While it's assumed that key decision makers will be included in the process, getting the opinion of your mom, grandma, brother-in-law and cat puts a serious delay on the process. It all goes back to the old, "too many cooks in the kitchen" expression. Even further than that, if you're not a cook at all, you really shouldn't be in the kitchen period now should you? Only include those who absolutely need to be involved to avoid an elongated, frustrating process.
- Asking the designer's opinion.
After you've discussed the details of your site and leave the designer to work their magic, asking them if they like it when it's done is just silly. Of course they are going to like it, they created it! In reality, their opinion doesn't make a difference anyways. It's your site and your business that is being represented. All that matters is your opinion, or the opinion of your customers.
- Expecting the highest quality on the lowest budget.
It's easy to differentiate high quality and low quality websites. Your website is one of the most critical aspects to your business, so opting to go with the cheapest web designer is probably not the best decision. That's not to say a small mom and pop shop should be investing their life savings into a big name designer in New York City, either. The point is, you get what you pay for. "Don't expect miracles on a less than miracle sized budget," to quote our designer.
- Coming unprepared.
Before meeting with your graphic designer, it's in your best interest to do a little research. Come with examples of sites that you like and more importantly, note why you like them. Know what your budget is beforehand so you're not trying on the Vera Wang wedding dress on a David's Bridal budget. (If you don't understand this reference, ask the closest girl to you, she'll get it.)

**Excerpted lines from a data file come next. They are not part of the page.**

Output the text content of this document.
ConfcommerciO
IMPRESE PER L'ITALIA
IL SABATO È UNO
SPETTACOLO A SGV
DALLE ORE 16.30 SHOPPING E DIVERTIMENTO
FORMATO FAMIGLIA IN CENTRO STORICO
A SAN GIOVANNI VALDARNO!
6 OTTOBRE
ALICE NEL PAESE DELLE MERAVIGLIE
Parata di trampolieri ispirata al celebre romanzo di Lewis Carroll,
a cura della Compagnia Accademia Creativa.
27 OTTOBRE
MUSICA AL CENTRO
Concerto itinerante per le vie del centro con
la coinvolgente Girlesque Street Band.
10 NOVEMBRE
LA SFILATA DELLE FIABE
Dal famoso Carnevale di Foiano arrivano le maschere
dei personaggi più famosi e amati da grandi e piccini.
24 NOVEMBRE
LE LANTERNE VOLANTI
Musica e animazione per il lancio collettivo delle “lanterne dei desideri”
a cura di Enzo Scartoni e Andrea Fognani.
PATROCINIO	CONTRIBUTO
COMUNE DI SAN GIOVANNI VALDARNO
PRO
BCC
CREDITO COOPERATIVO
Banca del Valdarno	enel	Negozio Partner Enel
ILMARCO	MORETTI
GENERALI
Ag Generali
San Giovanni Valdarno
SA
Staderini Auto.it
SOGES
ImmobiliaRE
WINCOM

- Having an unrealistic timeline.
According to our designer, one of the biggest misconceptions is when a customer assumes that when something looks simple, it obviously takes a short amount of time to complete. Sometimes the smallest items take the longest to design! It's also unrealistic to think that you are the designer's only customer and they're only working on your project. If you're working with a reputable company, your design will be completed as quickly as possible in an appropriate time frame. That's IF you also do your part and research to streamline the process.
- Assuming every designer designs the same way.
Not only do you want to know what you like and don't like about a website, you'll also want to research different designers and web development companies. Like we said, do your research beforehand. Each company and designer has their own style so you'll want to choose the one that best suits your needs.